An excerpt from the Passionate Earth: The Evolution of Our Relationship with the Natural World by John Del Signore. I will be posting new articles to this site on a regular basis.

Humanity has progressed from small-scale hunter-gatherer societies to larger settlements based on agriculture to the endorsement of science and technology in complex societal structures that have propelled us into the age of information. This development has drastically altered the way we live and interact with each other and has created new challenges for humanity. The primary problem with information is the rate of its accumulation and the decisions we have to make regarding all this new input. Scientific verities have a much shorter lifespan today than in the past, given the amount of scientific investigation being carried out. It is also nearly impossible to gain complete expertise in any one field, as one could not spend enough time learning all the newest data that is constantly being discovered, invented or accumulated. Also, the overall complexity of society and its diversity of problems and challenges put a huge strain on the problem-solving capabilities of humanity.

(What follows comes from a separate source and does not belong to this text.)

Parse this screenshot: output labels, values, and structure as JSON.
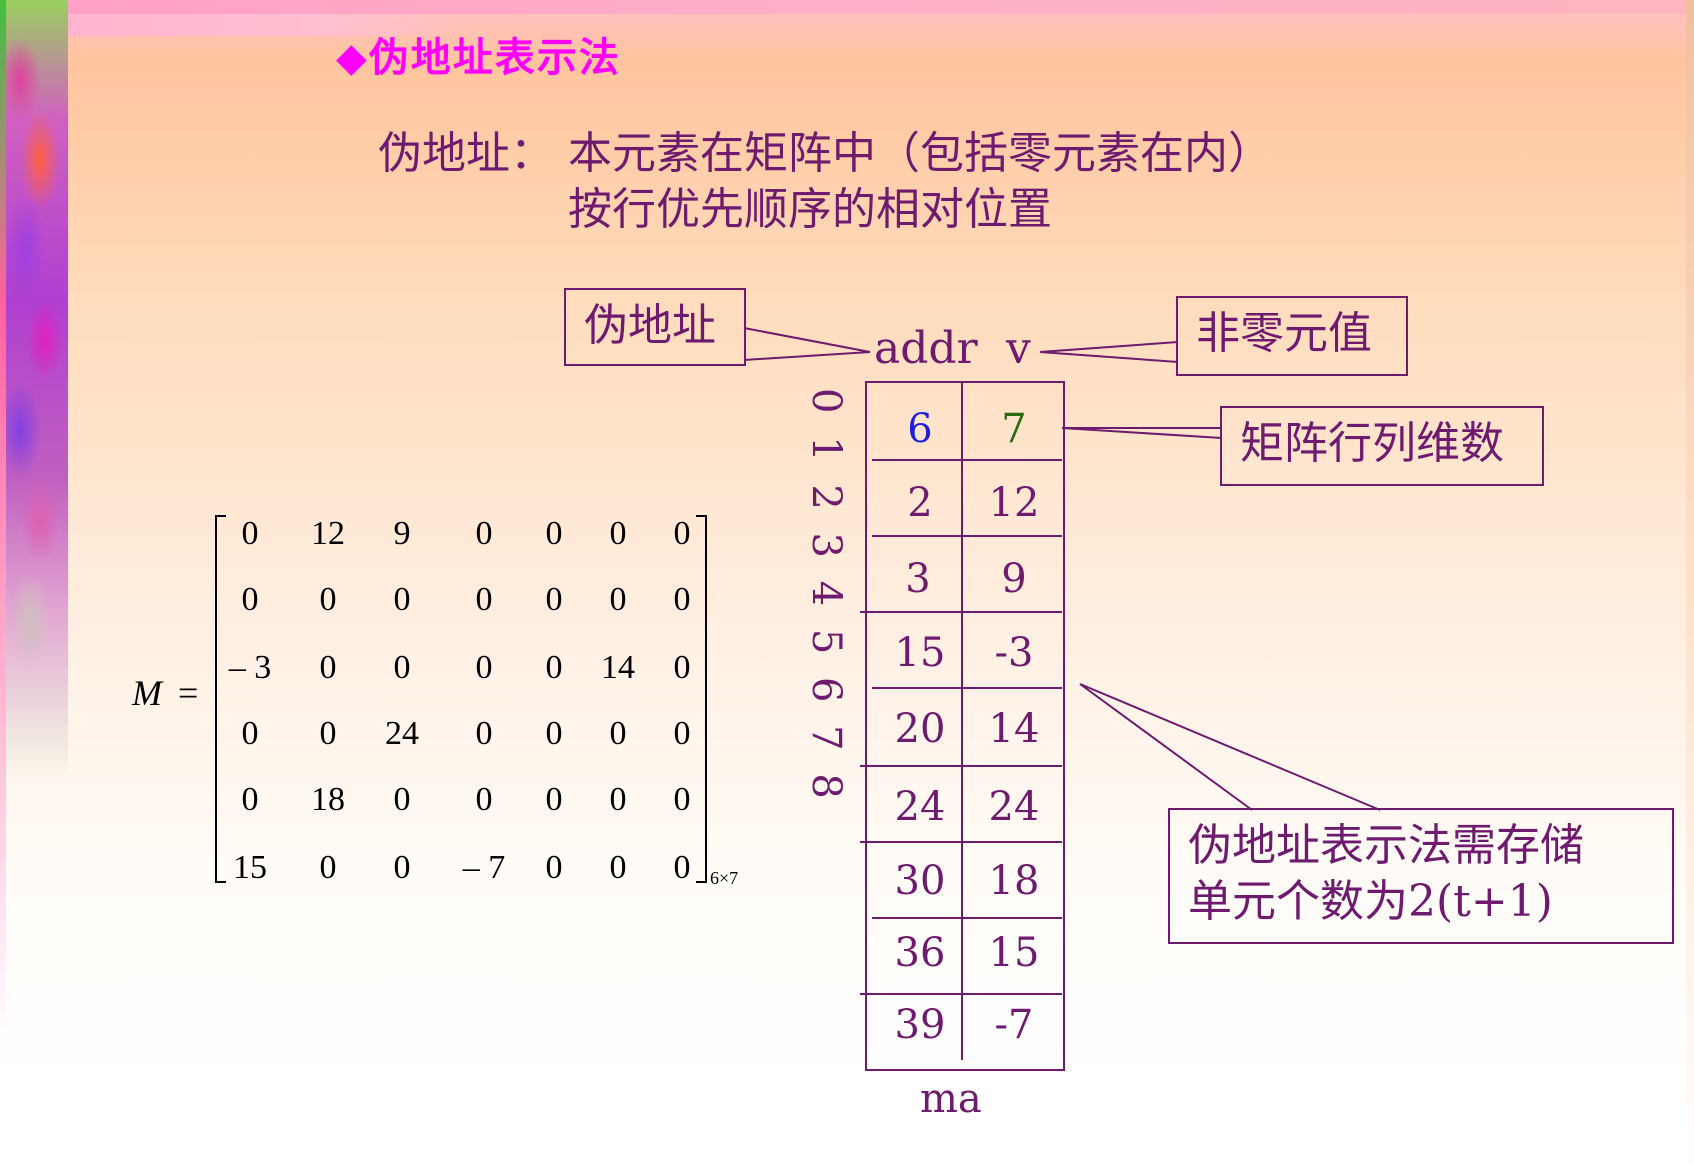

The factors just mentioned have greatly impacted on the decisions we have made about our advancement and how we employ nature to meet our ever-increasing demands. Unfortunately, many of our attempted strategies and solutions have not been eco-friendly. We now face serious problems that may have been unknowable and unpredictable in the past, due to limited knowledge, but have become illuminated with more current information and presently threaten the very survival of humanity and all living creatures. However, if the information age is wisely applied at solving environmental problems, positive outcomes are likely to be realized.

Information Dissemination About the State of the World     

People rely on the media, television, radio, their governments and the scientific disciplines to inform them of important information regarding both local and global issues. Unfortunately, much of the pertinent information is not made public due to the covert practice of not alarming people into panic reactions or covering up issues that are being obscured due to other interests usually involving capital gain, power plays and or corruption. Propaganda is a frequently employed tactic that disempowers the public in critical decision-making. Nationalism is also appealed to in order to sway public support for various endeavors. When the populous is not properly informed, they cannot act in their best interests or support appropriate legislation and this consequence is a large contributor to our ecological crisis.

For example, at the 1992 Earth Summit in Rio de Janeiro, one of the largest environmental gatherings of all time, sustainability was the primary agreed upon strategy to be adopted by all nations present but only weeks later when the seven nations met again in Munich, not a mention of environmental issues was heard as global economic concerns had taken precedent.

A few months after the Earth Summit, a document called the “World Scientists Warning to Humanity” was released to the world. It was signed by 1600 or more senior scientists from around the globe, over half of whom were Nobel Prize winners. It concluded that humanity’s behaviors and actions would put society at a serious risk for failure in the very near future if immediate action were not taken to rectify the environmental damage that had already been done. Also stated was that the initiation of sustainable strategies was imperative for the ongoing survival of our species.

Despite the seriousness of this statement, no North American newspaper or television network aired this declaration and the two prestigious American newspapers, the New York Times and the Washington Post claimed the warning was not newsworthy.

It is obvious that pertinent information about global issues should be available as undistorted fact, regardless of its content and disposition, so individuals can make appropriate decisions and actions regarding its effects on their lives. The media should not have the right to decide what information the public should be privy to and for what reasons.

Reference:

From Naked Ape to Superspecies, David Suzuki and Holly Dressel, Stoddart Publishing Co, 1999, Sez Who, pp. 68-69.